I decided to take a mid-series break from the Seven Deadly Sins of an Entrepreneur because its Valentine’s Day, and I have a topic I’ve been saving for the holiday.
In a privately held business, we frequently see husband and wife working together. These “copreneurs” divide the critical management components of the company between them. In a smaller business it may be all of the management responsibilities. In larger companies, it is still the key decision making functions.
I’ve seen all the permutations of a couple running a business. A wife who is the main sales person, with a husband to keeps the books. A husband who is a charismatic leader with a wife for support. A wife who designs the product and a husband who delivers it. A husband who prefers to be left as a working technician, with a wife who handles all of the business functions.

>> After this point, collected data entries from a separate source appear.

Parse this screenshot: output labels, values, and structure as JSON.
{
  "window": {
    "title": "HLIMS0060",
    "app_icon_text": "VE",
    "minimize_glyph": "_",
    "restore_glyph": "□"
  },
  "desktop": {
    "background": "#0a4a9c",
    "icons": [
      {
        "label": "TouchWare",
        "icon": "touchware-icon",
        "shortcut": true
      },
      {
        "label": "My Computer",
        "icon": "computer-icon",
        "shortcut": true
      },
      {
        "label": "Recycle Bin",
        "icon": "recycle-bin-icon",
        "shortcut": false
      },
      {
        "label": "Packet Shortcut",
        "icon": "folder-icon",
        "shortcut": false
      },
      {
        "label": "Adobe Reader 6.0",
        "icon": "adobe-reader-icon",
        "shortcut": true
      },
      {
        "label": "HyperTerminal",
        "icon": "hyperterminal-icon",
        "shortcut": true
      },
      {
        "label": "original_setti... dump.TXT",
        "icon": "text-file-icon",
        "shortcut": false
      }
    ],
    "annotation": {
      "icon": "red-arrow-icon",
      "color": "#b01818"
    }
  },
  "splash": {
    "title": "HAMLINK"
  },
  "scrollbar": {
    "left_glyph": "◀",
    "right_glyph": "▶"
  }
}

There are great advantages to working with someone you can trust implicitly. You don’t have to check the financials. After all, if a spouse is finagling the books, the money is presumably going into your pocket anyway.
Over the last two decades of facilitating business owner peer groups, I’ve seen the issue of a couple working together reach crisis level exactly four times. On those four occasions, the member started a conversation with “I love my spouse, and want to stay married, but it is time we stopped working together. How can I fire him and keep our relationship healthy?”
That right. Fire him. In all four instances, it was a female business owner who was preparing to terminate her husband. Despite knowing dozens, and perhaps scores of copreneurs, I’ve never heard a husband even mention firing his wife.
Why is that? Some “wife untouchability” is because by far the most common copreneurship is a husband/founder/salesperson and an administrator/controller wife. The husband has little or no idea how to make the whole financial process work without her.
Sometimes the husband has to go because he is trying to establish his primacy in a company where it simple isn’t the case, but his ego can’t take being regarded as second-in-command by employees.
Sometimes the wife is untouchable because the husband wants to be allowed to focus on his area of greatest interest to the exclusion of good management. The wife is left to handle all the people and issues he leaves in his wake.
Sometimes the husband has to go because his bad “owner” habits distract the wife from running the business.
And sometimes the wife is untouchable simply because the husband knows what coming home would be like if he tried it.
Leila and I have been married almost 42 years. We worked separately, then in the same company, then owned a company, then worked separately again for a decade, and now again as working co-owners for the last 15 years.
It works because she knows that I have the last word in any disagreement. I know that the last words had better be “Yes dear.”
All kidding aside. Happy Valentine’s day to my partner, my lover and my sweetheart. Thanks Chief!
Nicely done!
LOL! Love it that you have to have the last words!
My wife and I have worked together for almost all of our 21 years of married life. Works for me! And, if we disagree, she allows me to get “my say” into the conversation/discussion, before agreeing to do it her way. (Usually.)
Good stuff, John. Thanks for putting it out there.
My wife and I have co-owned (literally) a small software company for 20 years. I am the technical architect and a developer, plus the sales person. She does the accounting, designs the marketing materials and sometimes the QA person from (well you get the idea). We met working in a bank together. Between the bank where we met and our current company were 6 other companies between us. In 3 of the 6 we still worked together at the company. While it has not always been smooth sailing, a pet phrase between us is, “We build things together.”
Interesting insights to contemplate. Thanks.
Love this and yes, you two are a dynamite couple. Such respect and gratitude for my my time with you!
Thanks Julie. I hope you’re doing well.